Check more than leaf color
Leaf color changes unevenly across a field. Sandy edges, low strips, strong plants, and weak plants can all yellow at different speeds. Before lifting a block, pull sample bulbs from several zones and check bulb size, wrapper firmness, neck condition, and whether soil still clings wet around the roots.
If the outer wrappers are still soft and the neck is very green, the crop may need more time. If wrappers are already breaking down and cloves separate too easily, waiting can reduce storage quality.

Stop watering as a decision, not a habit
Late water should be judged by soil and crop condition. Garlic bulbs need enough moisture to finish sizing, but harvest becomes harder when the bed stays wet. Muddy lifting, bruised bulbs, and slow curing often begin with water that was applied after the field no longer needed it.
The earlier article on garlic water timing during bulb bulking covers the sizing stage. Near harvest, the question changes: is the bed dry enough to lift cleanly without forcing bulbs out of sticky soil?
Lift gently and sort early
Garlic can be damaged before it reaches the curing area. Pulling hard, knocking bulbs together, or leaving cut and bruised bulbs mixed with sound bulbs makes later sorting less reliable. Lift with enough soil loosening that the bulb comes out cleanly.
Do a first sort in the field or at the edge of the curing area. Separate cracked bulbs, bruised bulbs, small bulbs, and bulbs with loose wrappers. They may still be usable, but they should not define the storage batch.

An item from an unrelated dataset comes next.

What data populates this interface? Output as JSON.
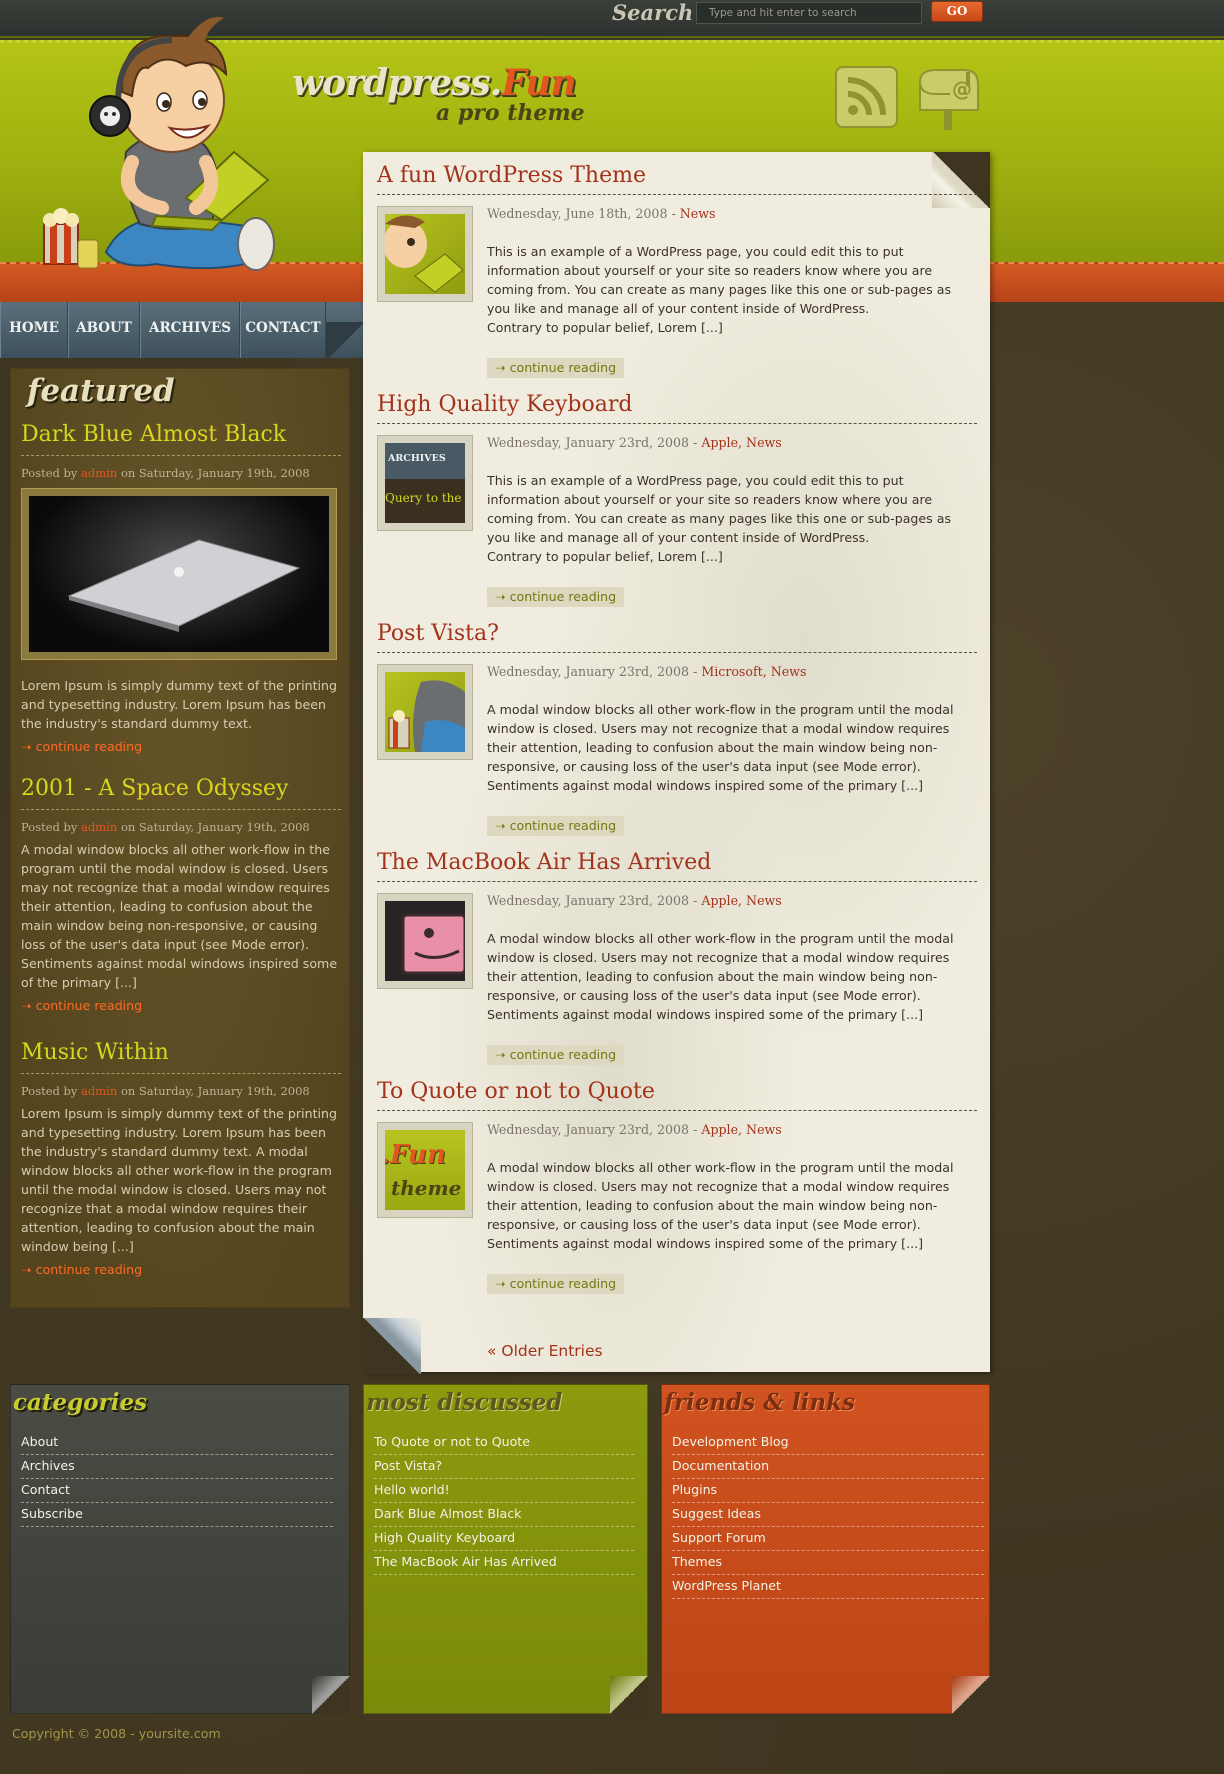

Cure in air, not in a pile
Curing is a drying process with airflow. Bulbs need shade, ventilation, and enough space for necks and wrappers to dry gradually. A deep pile of fresh garlic can heat, hold moisture, and make the cleanest bulbs harder to store.
Direct harsh sun is not the solution either. The better setup is protected from rain and strong sun, but open enough that air moves through the leaves, necks, and bulb surface.
Storage starts with the curing batch
Do not send every bulb into storage just because it was harvested on the same day. After curing, recheck neck dryness, wrapper condition, and any bulbs that softened or showed injury. A smaller clean storage batch is better than a large mixed one.
The simplest harvest rule is this: lift when the bulb, neck, wrapper, and soil condition agree. If only the leaves say “ready,” take samples first.